Saat sadar di rumah sakit, ia mendapati dirinya terluka parah. Dokumen itu hilang. Namun, ia tersenyum tipis. Sebelum diserang, ia telah mengunggah sebagian dokumen ke email rahasia.
Artikel Aditya akhirnya diterbitkan secara anonim dan menjadi viral. Rakyat dari seluruh negeri turun ke jalan, menuntut keadilan. Pemerintah terpaksa membentuk tim investigasi khusus.
Namun, saat televisi menyiarkan penangkapan para pejabat korup, wajah salah satu tersangka membuat Aditya tertegun. Itu adalah Bayu, narasumbernya.
Aditya terguncang. Bayu ternyata memberikan dokumen itu bukan karena ingin memberantas korupsi, tetapi untuk menjatuhkan rival politiknya. Kebenaran yang ia perjuangkan ternoda oleh kepalsuan.
"Jadi aku hanya pion di permainan mereka," gumam Aditya. Tapi ia tahu, meskipun ada kebusukan di balik kebenaran, langkah pertamanya telah membuka jalan bagi perjuangan rakyat.
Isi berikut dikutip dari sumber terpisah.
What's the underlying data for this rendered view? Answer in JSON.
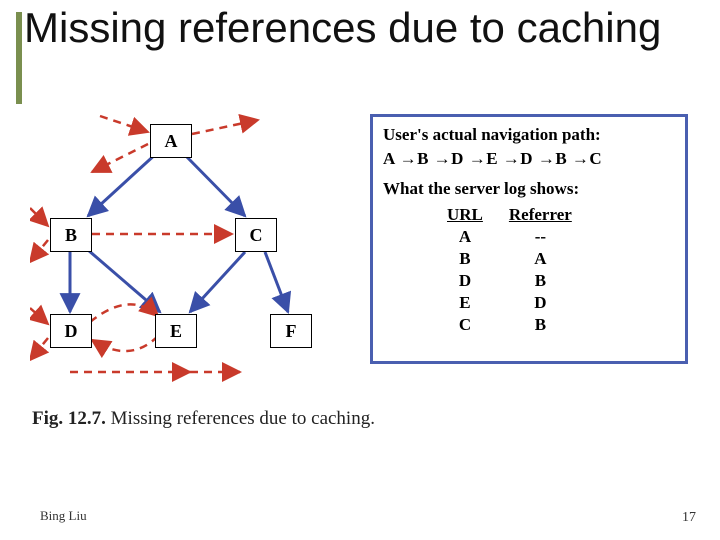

Di meja Aditya, poster bertuliskan "Korupsi, Hancurkan Negeri!" terpasang. Gambar bola dunia yang dicengkeram tangan hitam terasa begitu nyata. Namun kini, ia percaya bahwa tangan hitam itu tidak akan menang selama ada orang-orang yang berani melawan.
"Ini baru permulaan," bisiknya, matanya menatap penuh tekad ke masa depan.